不祥事企業、新人に再建託す 各地で入社式、不安な胸中に配慮する発言も
新年度の仕事始めとなった2日、全国各地の多くの企業で入社式が開かれた。新社会人は推定で約93万人。品質問題などの不祥事や経営危機に揺れた企業のトップは、失墜した信頼の回復や経営再建を訴え、新入社員に再起を誓った。
「不正会計などで3年にわたり極めて困難な状況に直面したが、日本を代表する企業に復帰させる」。東京都港区の本社で入社式を開いた東芝では、1日に会長兼最高経営責任者に就任した車谷暢昭氏が212人の新入社員に決意を語った。
東芝は昨年度に新卒の一括採用を見送っており、入社式は2年ぶり。債務超過解消にめどをつけ、危機的状況は脱したが、再建は道半ばだ。車谷氏は「困難な時期こそ人は成長する。素直に学び、情熱を持って仕事を成し遂げてもらいたい」と呼びかけた。
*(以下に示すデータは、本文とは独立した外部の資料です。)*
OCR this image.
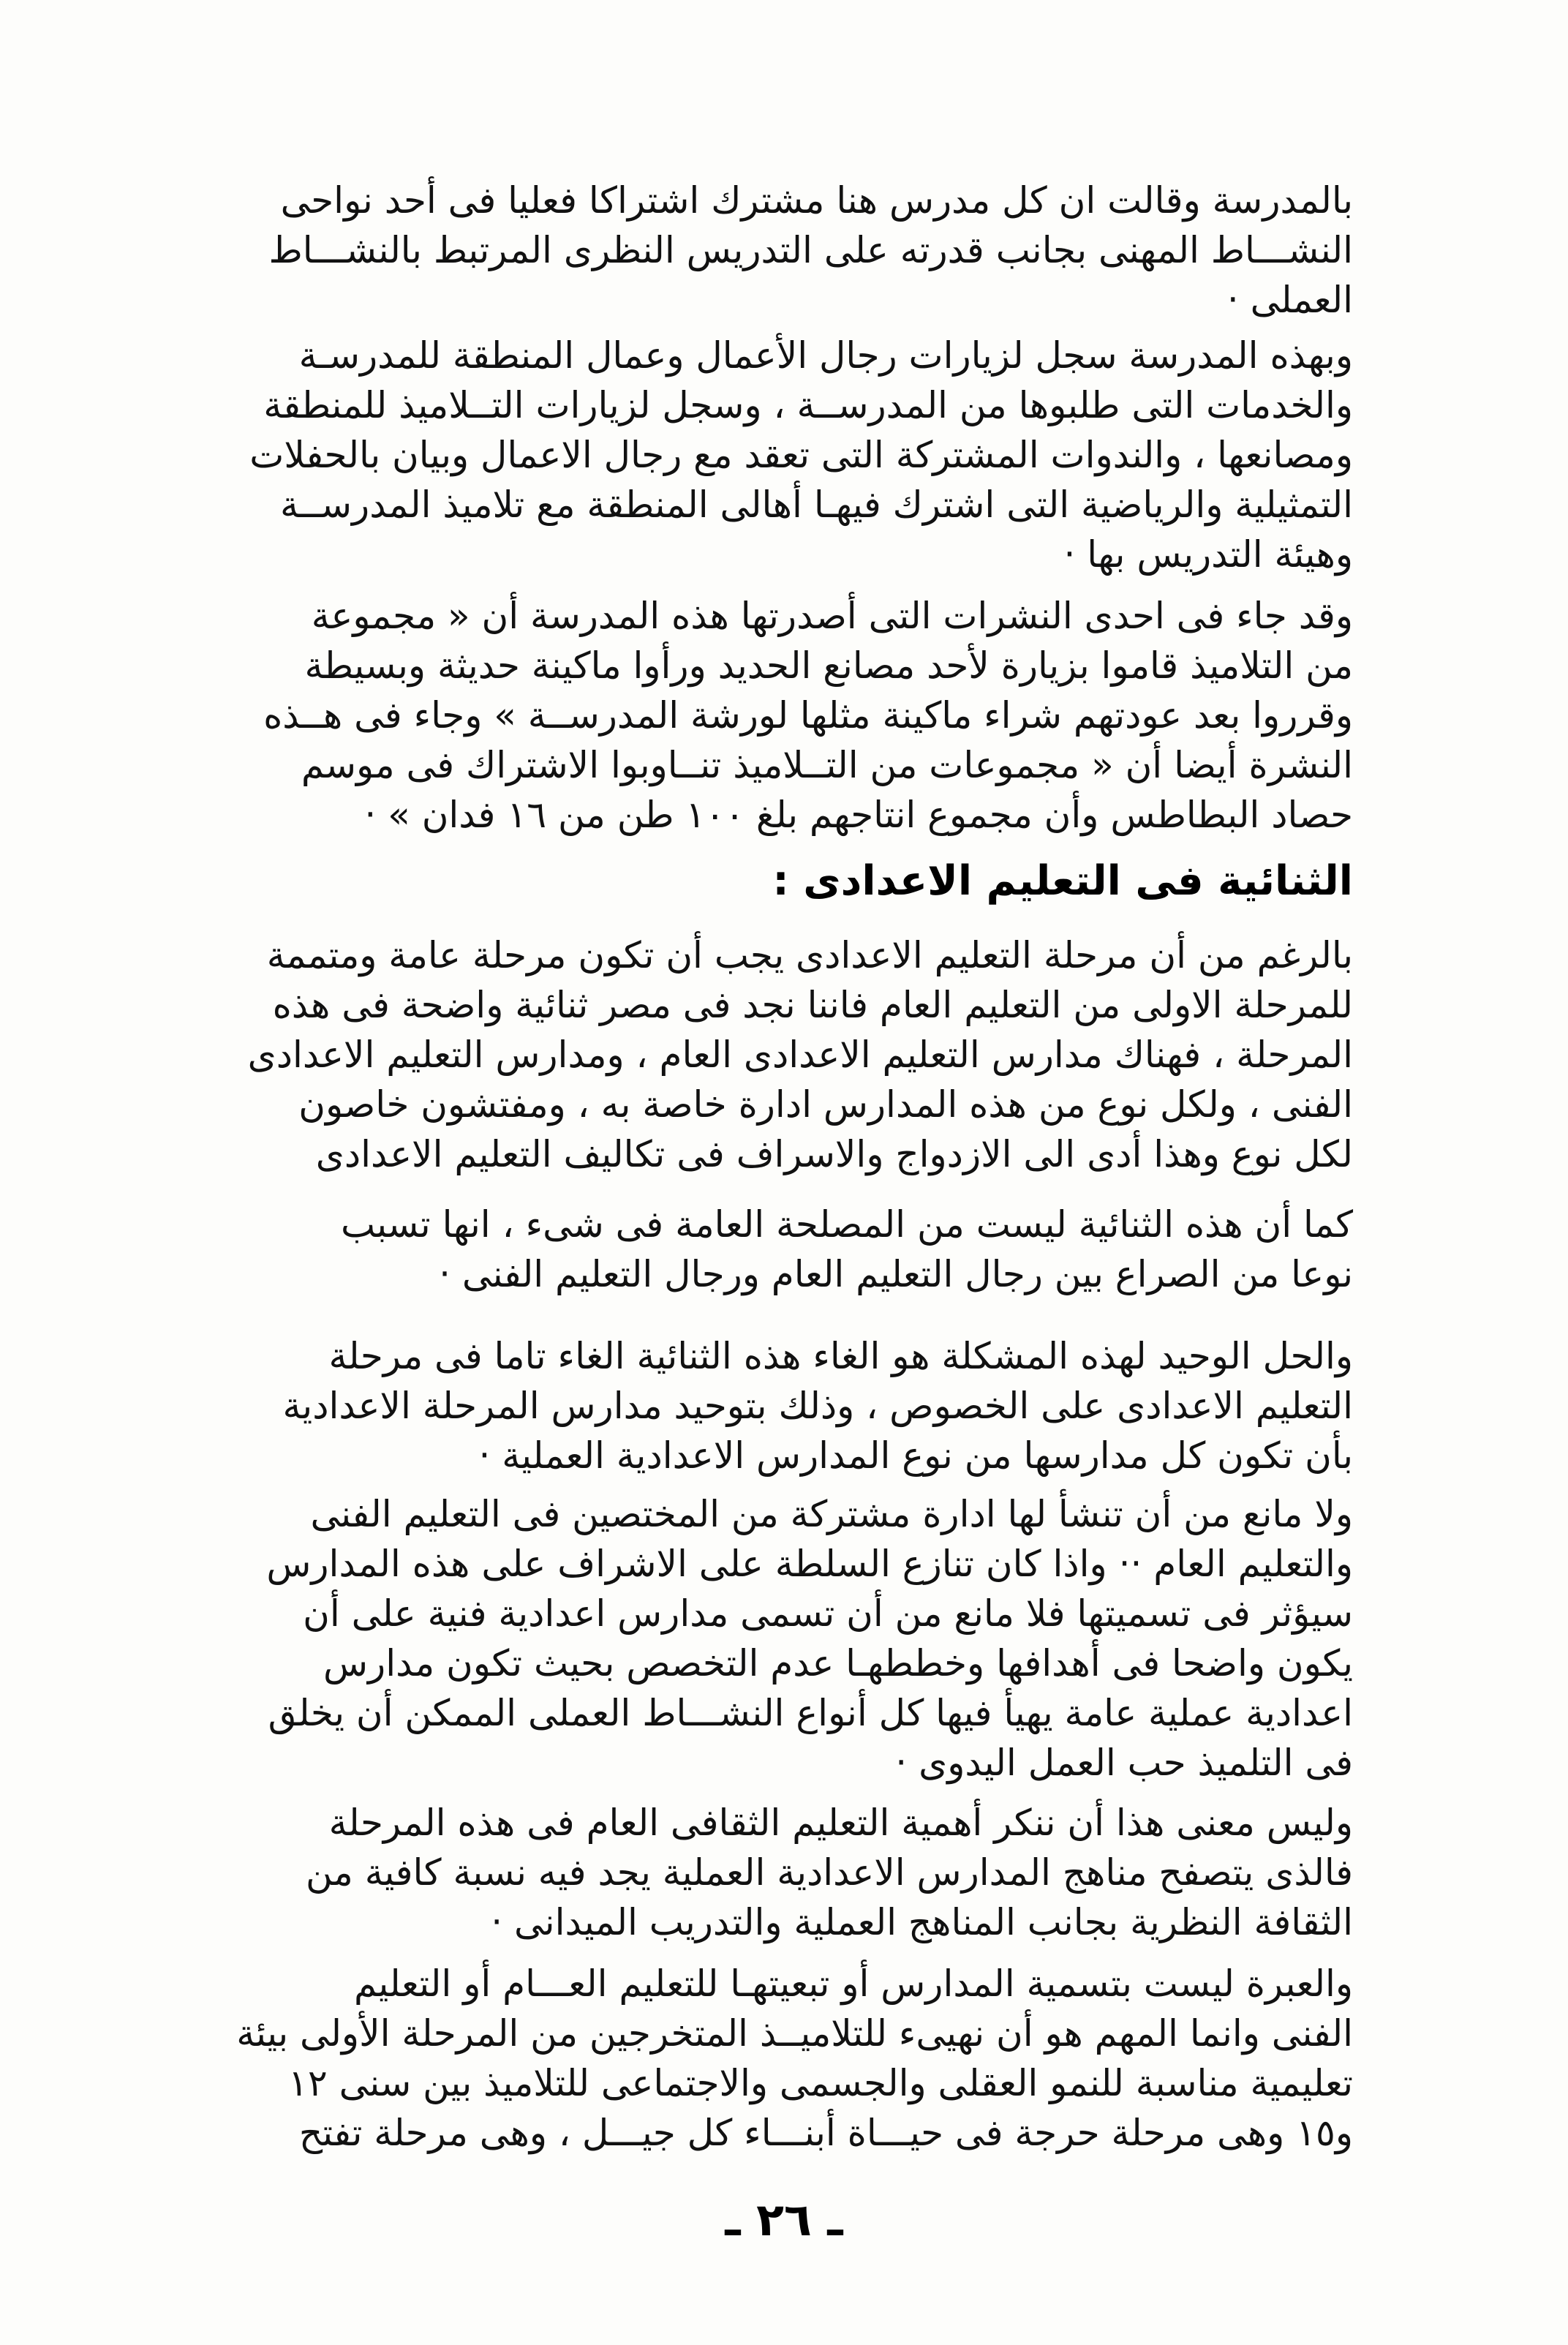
بالمدرسة وقالت ان كل مدرس هنا مشترك اشتراكا فعليا فى أحد نواحى
النشـــاط المهنى بجانب قدرته على التدريس النظرى المرتبط بالنشـــاط
العملى ·
وبهذه المدرسة سجل لزيارات رجال الأعمال وعمال المنطقة للمدرسـة
والخدمات التى طلبوها من المدرســة ، وسجل لزيارات التــلاميذ للمنطقة
ومصانعها ، والندوات المشتركة التى تعقد مع رجال الاعمال وبيان بالحفلات
التمثيلية والرياضية التى اشترك فيهـا أهالى المنطقة مع تلاميذ المدرســة
وهيئة التدريس بها ·
وقد جاء فى احدى النشرات التى أصدرتها هذه المدرسة أن « مجموعة
من التلاميذ قاموا بزيارة لأحد مصانع الحديد ورأوا ماكينة حديثة وبسيطة
وقرروا بعد عودتهم شراء ماكينة مثلها لورشة المدرســة » وجاء فى هــذه
النشرة أيضا أن « مجموعات من التــلاميذ تنــاوبوا الاشتراك فى موسم
حصاد البطاطس وأن مجموع انتاجهم بلغ ١٠٠ طن من ١٦ فدان » ·
الثنائية فى التعليم الاعدادى :
بالرغم من أن مرحلة التعليم الاعدادى يجب أن تكون مرحلة عامة ومتممة
للمرحلة الاولى من التعليم العام فاننا نجد فى مصر ثنائية واضحة فى هذه
المرحلة ، فهناك مدارس التعليم الاعدادى العام ، ومدارس التعليم الاعدادى
الفنى ، ولكل نوع من هذه المدارس ادارة خاصة به ، ومفتشون خاصون
لكل نوع وهذا أدى الى الازدواج والاسراف فى تكاليف التعليم الاعدادى
كما أن هذه الثنائية ليست من المصلحة العامة فى شىء ، انها تسبب
نوعا من الصراع بين رجال التعليم العام ورجال التعليم الفنى ·
والحل الوحيد لهذه المشكلة هو الغاء هذه الثنائية الغاء تاما فى مرحلة
التعليم الاعدادى على الخصوص ، وذلك بتوحيد مدارس المرحلة الاعدادية
بأن تكون كل مدارسها من نوع المدارس الاعدادية العملية ·
ولا مانع من أن تنشأ لها ادارة مشتركة من المختصين فى التعليم الفنى
والتعليم العام ·· واذا كان تنازع السلطة على الاشراف على هذه المدارس
سيؤثر فى تسميتها فلا مانع من أن تسمى مدارس اعدادية فنية على أن
يكون واضحا فى أهدافها وخططهـا عدم التخصص بحيث تكون مدارس
اعدادية عملية عامة يهيأ فيها كل أنواع النشـــاط العملى الممكن أن يخلق
فى التلميذ حب العمل اليدوى ·
وليس معنى هذا أن ننكر أهمية التعليم الثقافى العام فى هذه المرحلة
فالذى يتصفح مناهج المدارس الاعدادية العملية يجد فيه نسبة كافية من
الثقافة النظرية بجانب المناهج العملية والتدريب الميدانى ·
والعبرة ليست بتسمية المدارس أو تبعيتهـا للتعليم العـــام أو التعليم
الفنى وانما المهم هو أن نهيىء للتلاميــذ المتخرجين من المرحلة الأولى بيئة
تعليمية مناسبة للنمو العقلى والجسمى والاجتماعى للتلاميذ بين سنى ١٢
و١٥ وهى مرحلة حرجة فى حيـــاة أبنـــاء كل جيـــل ، وهى مرحلة تفتح
ـ ٢٦ ـ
製品データ改竄(かいざん)など不正が露呈した企業のトップが一様に強調したのは、再発防止だ。前社長の引責辞任を受け1日付で就任した神戸製鋼所の山口貢社長は、神戸市で行われた入社式で「ガバナンス(企業統治)や企業風土の抜本的な改革を推し進めていくことが私の最大の使命」と宣言。東レの日覚昭広社長は「しっかりした心構えと高い倫理観を持って行動していただきたい」と新入社員に要求した。
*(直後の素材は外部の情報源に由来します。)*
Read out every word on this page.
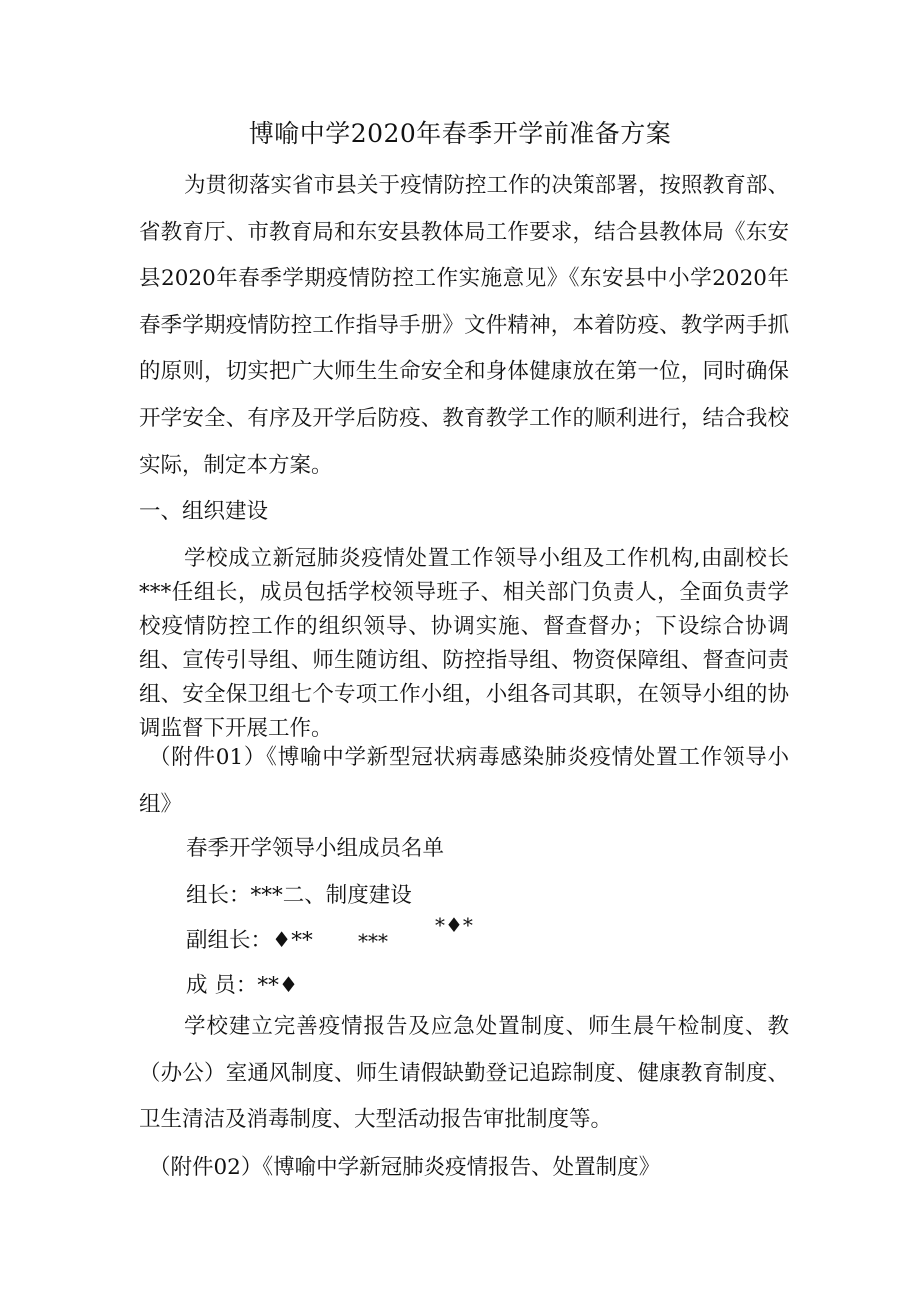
博喻中学2020年春季开学前准备方案

为贯彻落实省市县关于疫情防控工作的决策部署，按照教育部、省教育厅、市教育局和东安县教体局工作要求，结合县教体局《东安县2020年春季学期疫情防控工作实施意见》《东安县中小学2020年春季学期疫情防控工作指导手册》文件精神，本着防疫、教学两手抓的原则，切实把广大师生生命安全和身体健康放在第一位，同时确保开学安全、有序及开学后防疫、教育教学工作的顺利进行，结合我校实际，制定本方案。

一、组织建设

学校成立新冠肺炎疫情处置工作领导小组及工作机构,由副校长***任组长，成员包括学校领导班子、相关部门负责人，全面负责学校疫情防控工作的组织领导、协调实施、督查督办；下设综合协调组、宣传引导组、师生随访组、防控指导组、物资保障组、督查问责组、安全保卫组七个专项工作小组，小组各司其职，在领导小组的协调监督下开展工作。

（附件01）《博喻中学新型冠状病毒感染肺炎疫情处置工作领导小组》

春季开学领导小组成员名单

组长：***二、制度建设

副组长：♦** ***
*♦*

成 员：**♦

学校建立完善疫情报告及应急处置制度、师生晨午检制度、教（办公）室通风制度、师生请假缺勤登记追踪制度、健康教育制度、卫生清洁及消毒制度、大型活动报告审批制度等。

（附件02）《博喻中学新冠肺炎疫情报告、处置制度》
新車の無資格検査問題が発覚したSUBARU(スバル)の吉永泰之社長は545人の新入社員に「困難なことが起きたとき、逃げずにまっすぐ取り組むことが一番大事だ」と信頼回復への決意を強調した。
また、昨年12月、新幹線のぞみの台車に破断寸前の亀裂がみつかったJR西日本では、来島達夫社長が「改めて新幹線を含む安全マネジメントの強化に取り組んでいる」と述べた。台車を製造した川崎重工業の金花芳則社長は「社員一人一人が製品の安全性の重要さを再認識し、モノづくりを行っていくことが重要」と訴えた。
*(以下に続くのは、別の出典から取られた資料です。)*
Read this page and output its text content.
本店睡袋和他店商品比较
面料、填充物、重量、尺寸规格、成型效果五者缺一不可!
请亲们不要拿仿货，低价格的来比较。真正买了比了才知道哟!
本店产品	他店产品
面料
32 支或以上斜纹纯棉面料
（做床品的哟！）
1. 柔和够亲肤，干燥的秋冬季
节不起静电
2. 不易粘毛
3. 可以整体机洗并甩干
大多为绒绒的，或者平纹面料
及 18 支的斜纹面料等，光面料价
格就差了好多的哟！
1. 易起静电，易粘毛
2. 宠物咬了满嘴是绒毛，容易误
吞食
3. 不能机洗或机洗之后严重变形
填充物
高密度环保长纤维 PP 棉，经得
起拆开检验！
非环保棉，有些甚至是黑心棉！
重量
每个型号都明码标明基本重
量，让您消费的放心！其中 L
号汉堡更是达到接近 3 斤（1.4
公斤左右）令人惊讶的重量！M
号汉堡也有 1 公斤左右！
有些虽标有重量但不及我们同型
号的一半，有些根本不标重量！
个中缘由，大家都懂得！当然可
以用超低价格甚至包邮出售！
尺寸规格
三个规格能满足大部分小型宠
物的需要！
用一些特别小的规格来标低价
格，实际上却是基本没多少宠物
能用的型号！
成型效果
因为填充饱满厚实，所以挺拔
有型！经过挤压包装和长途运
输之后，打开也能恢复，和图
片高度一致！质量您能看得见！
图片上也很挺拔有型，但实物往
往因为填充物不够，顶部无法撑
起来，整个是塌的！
一方、不祥事企業への入社で不安な胸中の新入社員に配慮する発言も相次いだ。不正融資が発覚した商工中金の関根正裕社長は「皆さんだけでなくご家族の方々にも精神的な負担をおかけし、率直におわび申し上げる」と謝罪した。
リニア中央新幹線の建設工事をめぐる談合事件で、独占禁止法違反の罪で法人として起訴された清水建設の井上和幸社長は、高い倫理観の浸透を強調した上で「皆さんには萎縮することなく、正々堂々と前向きな気持ちで社会人としての第一歩を踏み出してほしい」と語りかけた。